In [24], Julien Lequeurre and his co-authors study an unsteady nonlinear fluid–structure interaction problem. We consider a Newtonian incompressible two-dimensional flow described by the Navier-Stokes equations set in an unknown domain depending on the displacement of a structure, which itself satisfies a linear wave equation or a linear beam equation. The fluid and the structure systems are coupled via interface conditions prescribing the continuity of the velocities at the fluid–structure interface and the action-reaction principle. We prove existence of a unique local in time strong solution. In the case of the wave equation or a beam equation with inertia of rotation, this is, to our knowledge the first result of existence of strong solutions for which no viscosity is added. One key point, is to use the fluid dissipation to control, in appropriate function spaces, the structure velocity.

J.F. Scheid and M. Bouguezzi (PhD student) in collaboration with D. Hilhorst and Y. Miyamoto work on the convergence of the solution of the one-phase Stefan problem in one-space dimension to a self-similar profile. The evolutional self-similar profile is viewed as a stationary solution of a Stefan problem written in a self-similar coordinates system. The proof of the convergence relies on the construction of sub and super-solutions for which it must be proved that they both tend to the same function. It remains to show that this limiting function actually corresponds to the self-similar solution of the original Stefan problem. This work is in progress.

Rémi Buffe, Ludovick Gagnon *et al.* obtain the exponential decay of the solutions of coupled wave equations with a transmission condition at the interface and with a viscoelastic damping term. They prove that the exponential decay is obtained if the support of the viscoelastic term satisfies the uniform escaping geometry condition. They also deal with the case where the damping term touches the interface.

**Inverse problems**

In [43], the authors are interested in the homogenization of time-harmonic Maxwell's equations in a composite medium with periodically distributed small inclusions of a negative material. Here a negative material is a material modelled by negative permittivity and permeability. Due to the sign-changing coefficients in the equations, it is not straightforward to obtain uniform energy estimates to apply the usual homogenization techniques. The analysis is based on a precise study of two associated scalar problems: one involving the sign-changing permittivity with Dirichlet boundary conditions, another involving the sign-changing permeability with Neumann boundary conditions. For both problems, we obtain a criterion on the physical parameters ensuring uniform invertibility of the corresponding operators as the size of the inclusions tends to zero. Then we use the results obtained for the scalar problems to derive uniform energy estimates for Maxwell's system.

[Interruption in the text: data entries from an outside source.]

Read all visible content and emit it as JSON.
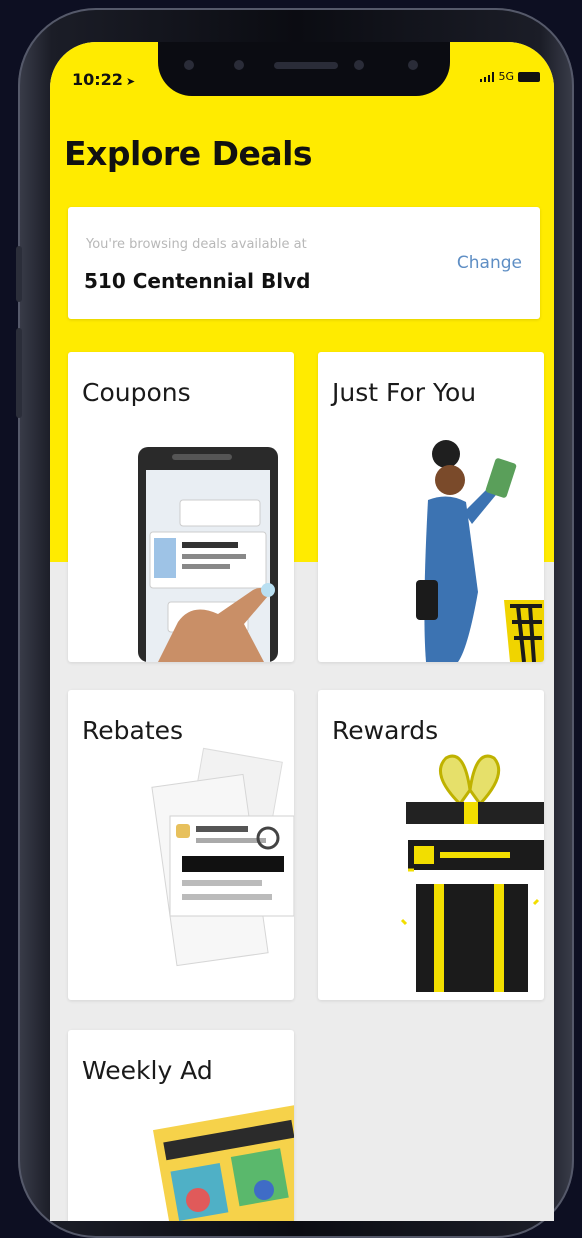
{
  "status_bar": {
    "time": "10:22",
    "location_arrow": "location-arrow-icon",
    "signal": "signal-icon",
    "network": "5G",
    "battery": "battery-icon"
  },
  "header": {
    "title": "Explore Deals"
  },
  "location": {
    "hint": "You're browsing deals available at",
    "address": "510 Centennial Blvd",
    "change_label": "Change"
  },
  "tiles": [
    {
      "id": "coupons",
      "label": "Coupons"
    },
    {
      "id": "just-for-you",
      "label": "Just For You"
    },
    {
      "id": "rebates",
      "label": "Rebates"
    },
    {
      "id": "rewards",
      "label": "Rewards"
    },
    {
      "id": "weekly-ad",
      "label": "Weekly Ad"
    }
  ],
  "colors": {
    "brand_yellow": "#ffeb00",
    "link_blue": "#5e8ec4",
    "background": "#ececec",
    "card": "#ffffff"
  }
}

In [37], Jean-Claude Vivalda and his co-authors prove that the class of continuous-time systems who are strongly differentially observable after time sampling is everywhere dense in the set of pairs $(f,h)$ where $f$ is a (parametrized) vector field given on a compact manifold and $h$ is an observation function.

In [47], using a partial boundary measurement, Jean-Claude Vivalda and his co-authors design an observer for a system that models a desalination device; this observer being used to make an output tracking trajectory.

Rémi Buffe, David Dos Santos Ferreira and Ludovick Gagnon obtain an estimate on the magnetic Laplacian with sharp dependance on the power of the zeroth and first order potential and close to sharp norm of these potentials. This estimate is related to the observability inequality for the wave equation and to the cost of the control.